アメリカンガールとアフガニスタンボーイの往復書簡〜『はるかなるアフガニスタン』

· 教養

 かの9.11同時多発テロ事件が起きたとき、ちょうど浪人生だった私は「今年はきっとイスラム関連がモリモリ出題されるはず」と、イスラム教やアフガニスタン、そして中東あたりをかなり慌ててたっぷりと勉強した覚えがあります(それは今でも国際ニュースを読み解くときに、時折役に立ちます)


 それからかなり経ったある年、書店に並んでいた夏休みの読書感想文の課題図書の中に『はるかなるアフガニスタン』という一冊があるのを見つけて、なんとなく手に取ってみたのです。

 著者はアメリカの児童文学作家、アンドリュー・クレメンツ。原題は『Extra credit(課外授業)』。


 アメリカのイリノイ州に住まう、いかにもアメリカンガール! みたいな女の子と文通することになったアフガニスタンの男の子の話です。


 趣味がクライミングのアメリカの少女アビーは勉強をサボっていたため落第寸前に。そこで出された特別課題は『外国の子どもと文通しそれを発表する』ことでした。

 山が好きだから、という理由だけでアビーはなんと文通先を、何も深く考えずにアフガニスタンにしてしまいます。


 一方アメリカの女の子からのお手紙を受け取ったアフガニスタンの村は大騒ぎになります(そりゃそうだ)。

 ここは英語が出来る(アフガニスタンはダリー語であり、英語とは全く異なる言語なのです)優等生な男の子のサディードが返事を書くべきですが、男の子と女の子が文通するなんてけしからん! どうしよう! と村の長老達はてんやわんや。

 結局、サディードの妹のアミーラが手紙を書くのを兄サディードがサポートする、つまりは代筆、という形で落ち着くことに。アビーの手紙の末尾にはこうありました。


「すぐにお返事をください。あなたからの手紙が来ないと、私はこの課題でいい成績がとれません。」


 ド直球ですね。さすがアメリカン。

 サディードも、なんで女の子と女の子のお手紙に挟まれてそんな面倒なことしなきゃいけないんだよ……みたいな感じで代筆を引き受けるのですが、妹の手紙を代筆するうちに、「ぼくだったら、もっとずっとおもしろい手紙が書けたんだけどな」と思うに至ります。

 そして妹アミーラからの手紙に、色々と付け足すのです。英訳した自作の詩や、カメラの代わりに書いた絵の数々。

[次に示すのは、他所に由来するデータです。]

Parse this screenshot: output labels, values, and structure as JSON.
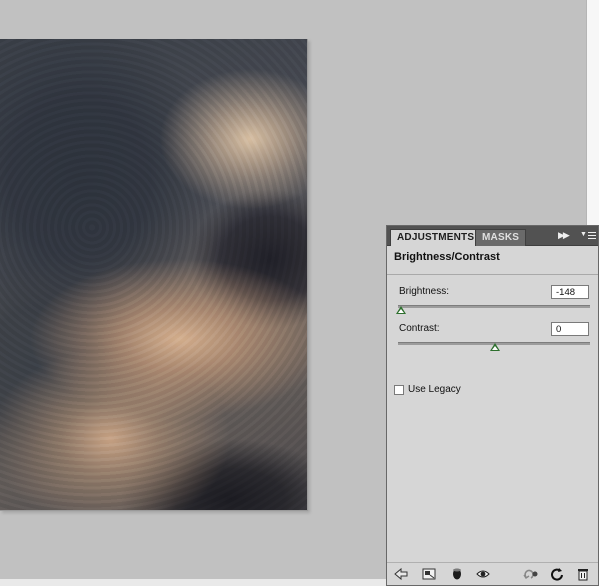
{
  "panel": {
    "tabs": [
      {
        "label": "ADJUSTMENTS",
        "active": true
      },
      {
        "label": "MASKS",
        "active": false
      }
    ],
    "title": "Brightness/Contrast",
    "brightness": {
      "label": "Brightness:",
      "value": "-148"
    },
    "contrast": {
      "label": "Contrast:",
      "value": "0"
    },
    "use_legacy": {
      "label": "Use Legacy",
      "checked": false
    },
    "footer_icons": [
      "back-arrow-icon",
      "expand-view-icon",
      "layer-clip-icon",
      "visibility-eye-icon",
      "previous-state-icon",
      "reset-icon",
      "trash-icon"
    ]
  },
  "canvas": {
    "image": "cloudy-sky-photo"
  },
  "colors": {
    "tabbar": "#525252",
    "panel_bg": "#d6d6d6",
    "workspace": "#c1c1c1",
    "slider_thumb": "#2d6f2d"
  }
}
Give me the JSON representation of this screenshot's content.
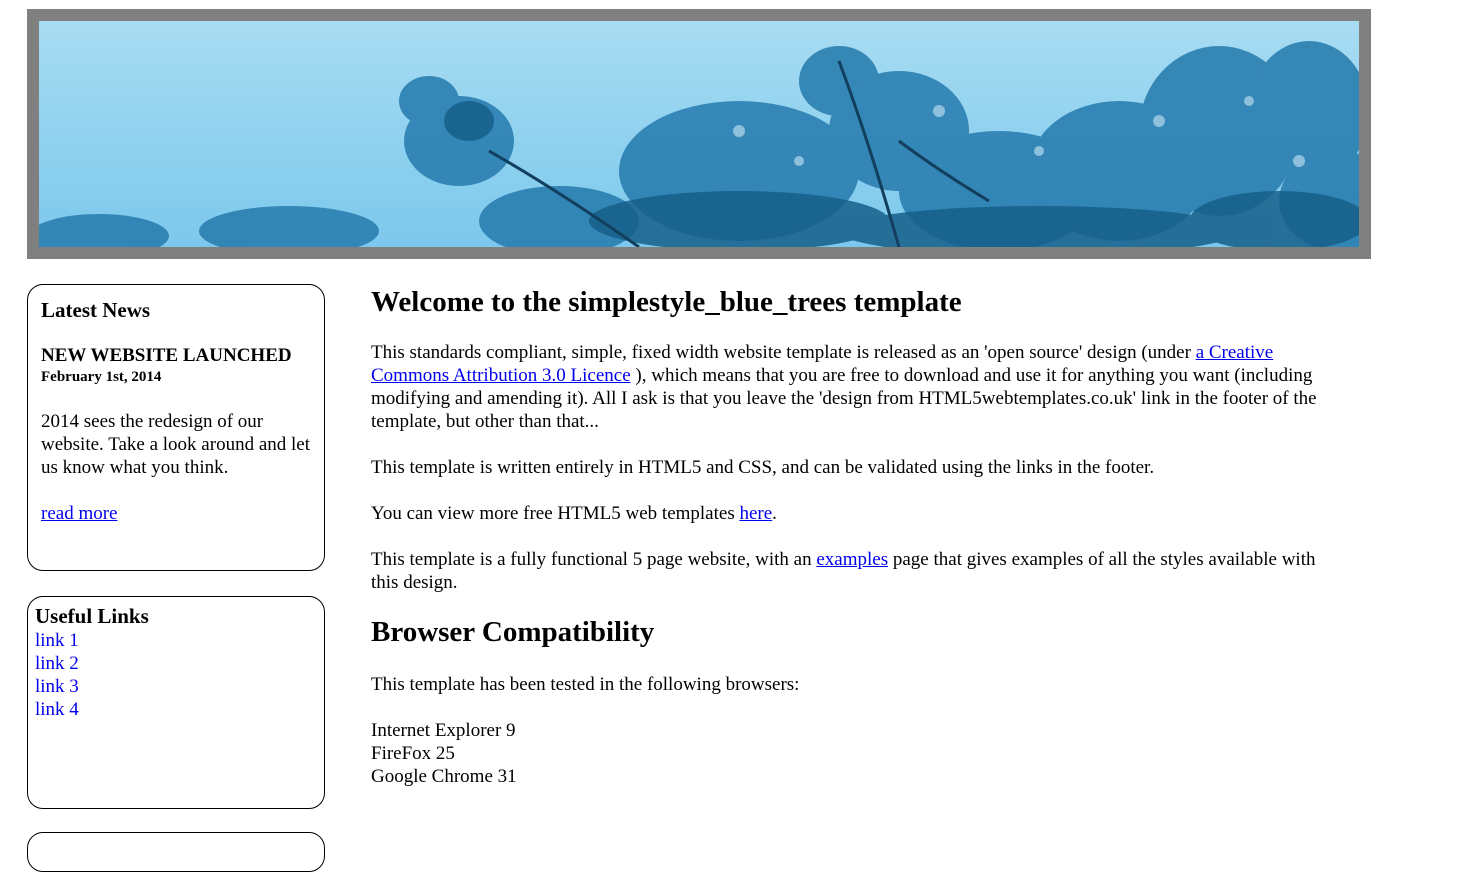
{
  "banner": {
    "image": "blue-trees-photo"
  },
  "colors": {
    "banner_frame": "#808080",
    "link": "#0000ee",
    "sky": "#8fd1ef",
    "foliage": "#1f6f9a"
  },
  "sidebar": {
    "news": {
      "heading": "Latest News",
      "title": "NEW WEBSITE LAUNCHED",
      "date": "February 1st, 2014",
      "text": "2014 sees the redesign of our website. Take a look around and let us know what you think.",
      "more_link": "read more"
    },
    "useful_links": {
      "heading": "Useful Links",
      "items": [
        {
          "label": "link 1"
        },
        {
          "label": "link 2"
        },
        {
          "label": "link 3"
        },
        {
          "label": "link 4"
        }
      ]
    }
  },
  "main": {
    "title": "Welcome to the simplestyle_blue_trees template",
    "p1": {
      "before": "This standards compliant, simple, fixed width website template is released as an 'open source' design (under ",
      "link": "a Creative Commons Attribution 3.0 Licence",
      "after": " ), which means that you are free to download and use it for anything you want (including modifying and amending it). All I ask is that you leave the 'design from HTML5webtemplates.co.uk' link in the footer of the template, but other than that..."
    },
    "p2": "This template is written entirely in HTML5 and CSS, and can be validated using the links in the footer.",
    "p3": {
      "before": "You can view more free HTML5 web templates ",
      "link": "here",
      "after": "."
    },
    "p4": {
      "before": "This template is a fully functional 5 page website, with an ",
      "link": "examples",
      "after": " page that gives examples of all the styles available with this design."
    },
    "compat_heading": "Browser Compatibility",
    "compat_intro": "This template has been tested in the following browsers:",
    "browsers": [
      "Internet Explorer 9",
      "FireFox 25",
      "Google Chrome 31"
    ]
  }
}
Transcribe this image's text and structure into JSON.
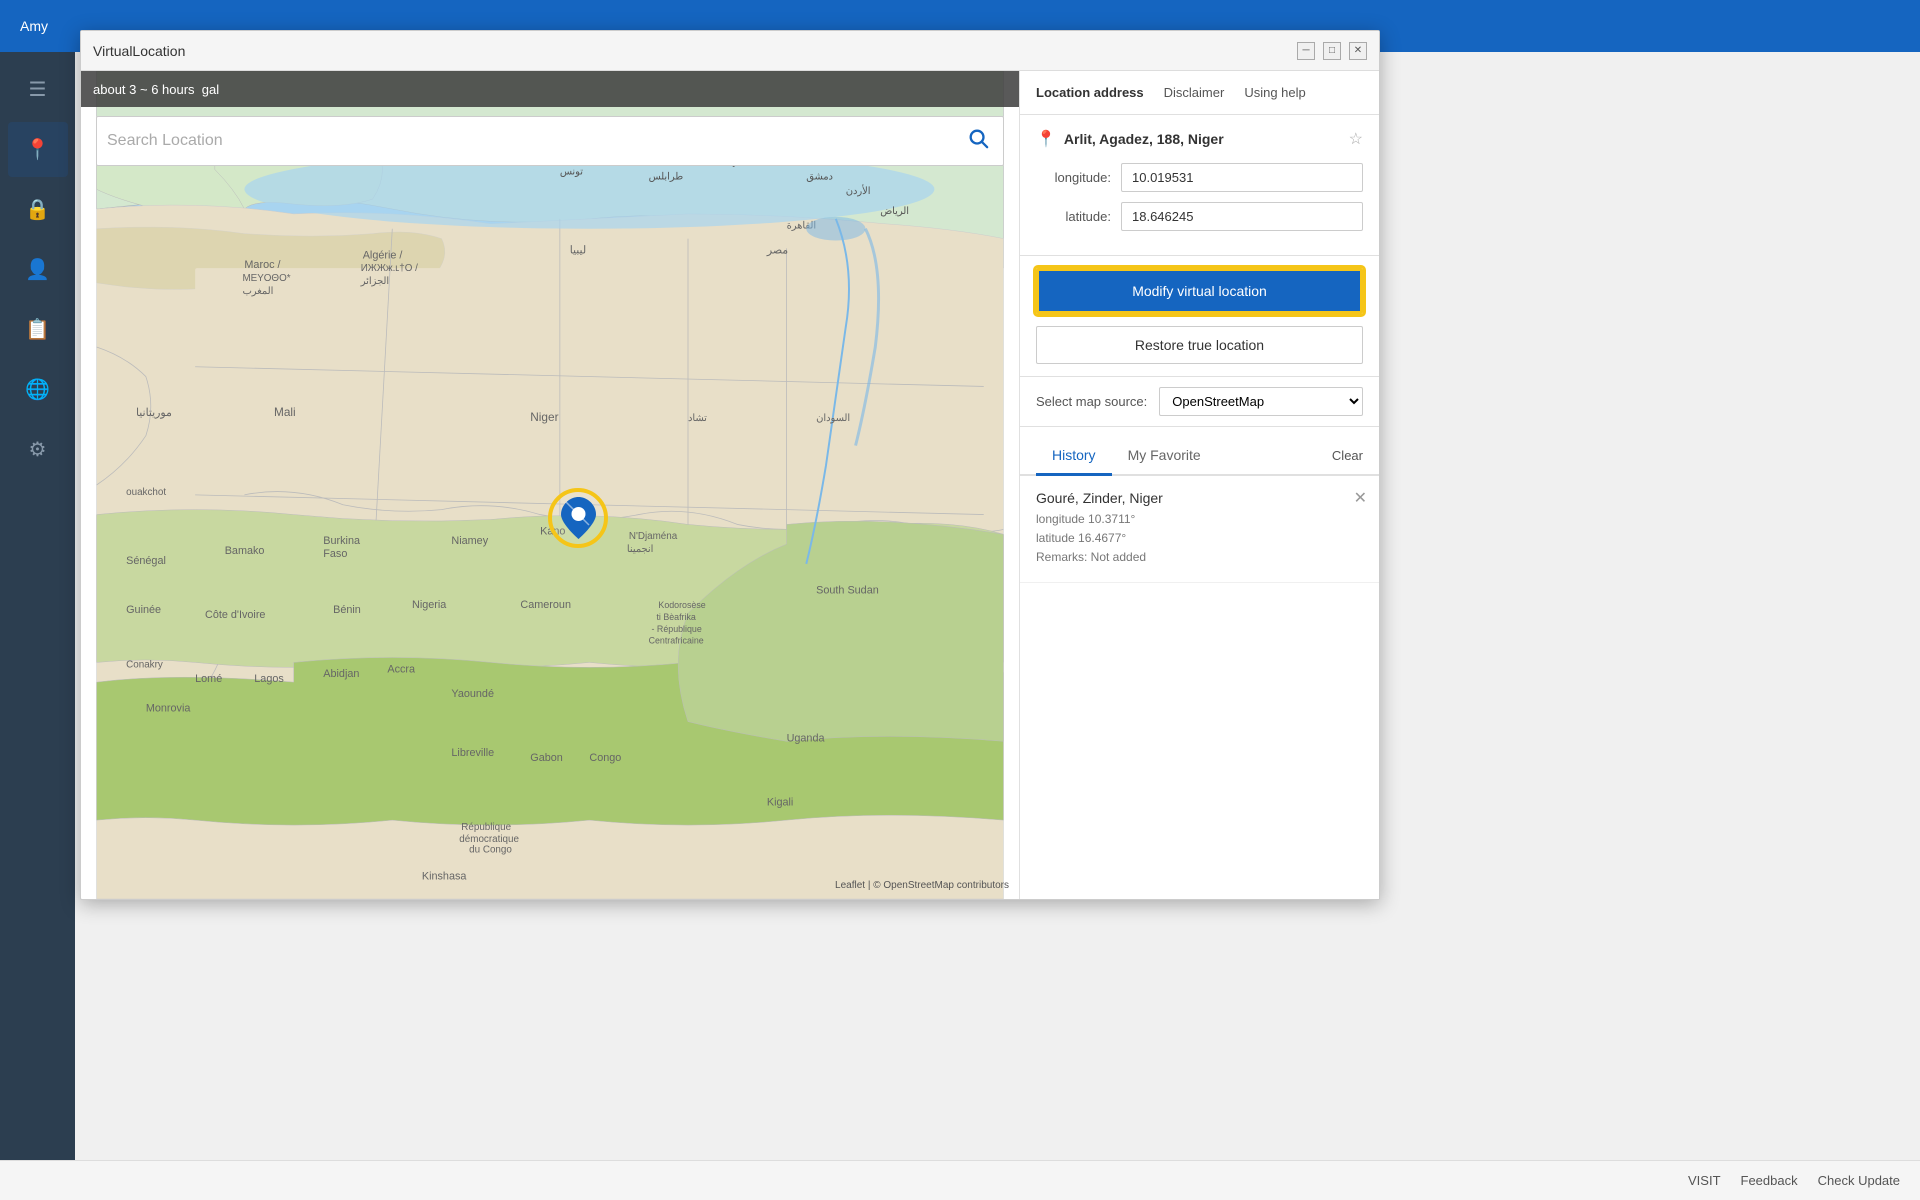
{
  "app": {
    "title": "Amy",
    "top_bar_color": "#1565c0"
  },
  "dialog": {
    "title": "VirtualLocation",
    "minimize_label": "─",
    "maximize_label": "□",
    "close_label": "✕"
  },
  "map": {
    "time_estimate": "about 3 ~ 6 hours",
    "search_placeholder": "Search Location",
    "attribution": "Leaflet | © OpenStreetMap contributors",
    "pin_location": "Niger region"
  },
  "panel": {
    "tabs": [
      {
        "label": "Location address",
        "active": true
      },
      {
        "label": "Disclaimer",
        "active": false
      },
      {
        "label": "Using help",
        "active": false
      }
    ],
    "location_name": "Arlit, Agadez, 188, Niger",
    "longitude_label": "longitude:",
    "longitude_value": "10.019531",
    "latitude_label": "latitude:",
    "latitude_value": "18.646245",
    "modify_btn_label": "Modify virtual location",
    "restore_btn_label": "Restore true location",
    "map_source_label": "Select map source:",
    "map_source_value": "OpenStreetMap"
  },
  "history": {
    "tab_history": "History",
    "tab_favorite": "My Favorite",
    "clear_label": "Clear",
    "items": [
      {
        "title": "Gouré, Zinder, Niger",
        "longitude": "longitude 10.3711°",
        "latitude": "latitude 16.4677°",
        "remarks": "Remarks: Not added"
      }
    ]
  },
  "bottom_bar": {
    "visit_label": "VISIT",
    "feedback_label": "Feedback",
    "check_update_label": "Check Update"
  },
  "sidebar": {
    "items": [
      {
        "icon": "☰",
        "name": "menu"
      },
      {
        "icon": "📍",
        "name": "location",
        "active": true
      },
      {
        "icon": "🔒",
        "name": "security"
      },
      {
        "icon": "👤",
        "name": "profile"
      },
      {
        "icon": "📋",
        "name": "clipboard"
      },
      {
        "icon": "🌐",
        "name": "network"
      },
      {
        "icon": "⚙",
        "name": "settings"
      }
    ]
  }
}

 そしてそれを受け取ったアビーは、最初に出した適当な手紙ではなく、もっともっと素敵な手紙を出そうと決心するのです。


 一方、アミーラの手紙の代筆だけでは飽き足らなくなったサディードもまた、こっそりとアビーへ手紙を出すことに。

 こうして秘密のお手紙のやり取りがはじまっていくのですが……という物語。


 往復書簡、というのは古来より色んなタイプがあるのですが(私の大好きなジャンルのひとつです。人様の個人的なお手紙を覗くのって、ちょっとした背徳感があると思うのです!)、まさかのアメリカンガールとアフガニスタンボーイの真摯で、それでいてほんのり淡い想いまでうっすら滲んだ手紙のやり取りがはじまるのですが……というのが本作です。


 課題図書というのは、読書感想文で何を読めば良いのか選べない人とかがしょうがなく、またはなんとなく選んで読む、比較的「模範的で」、面白いかと言えば、うーんそうかな……? みたいなイメージがあったのですが(失礼ですね)、この一冊は、最後まで胸をときめかせたり、アフガニスタンの日々の生活や、アメリカの女の子の心が開かれていく様子に思いを馳せたりと、とても面白く読むことが出来るのです。


 そして待ち受ける終盤の波乱の展開にはドキドキです。サディードの手紙がタリバンの構成員に見つかってしまい、あわやということになりかけるのです!

 アメリカと戦ったあの武装集団タリバンですから、アメリカンガールとの淡い文通なんて許されるわけもなく……一体この文通の行方はどうなってしまうのか……と最後まで一気に読み通してしまいました。


 そして、サディードの手紙のおかげで、美しいものは身近にもあるということに気付くアビー、そしてそれはまたサディードも同じこと。

 二人の人生はこれから先も続いていくのですが、いつの日かこの二人がどこかで出会う日などは来るのかな、などと読後に色々と考えてしまう一冊でした。


 アフガニスタンのニュース、それも、タリバンにまつわる(あまりよくない)ニュースを聞く度に、彼らはどうしているのかな、と今でもふと思います。

 読書というのは、実際には存在しない作中の人物に対してこんな風に思いを馳せてもよいというところが、とても良いところですね。


「きみの人生にたくさんの幸福が訪れますように」


 というサディードの心のこもった柔らかな言葉で幕を降ろしていく本書。

 少しの甘酸っぱさや切なさ、現実の厳しさよりは、未来への希望に満ちていて、文化や風習は違っていても、人はわかり合えるものなのだ、という願いが込められているようなこの一冊。


 今はおそらく図書館や古本屋でしか読めない本だと思うのですが、もしも見かけたら是非とも手に取ってみてください。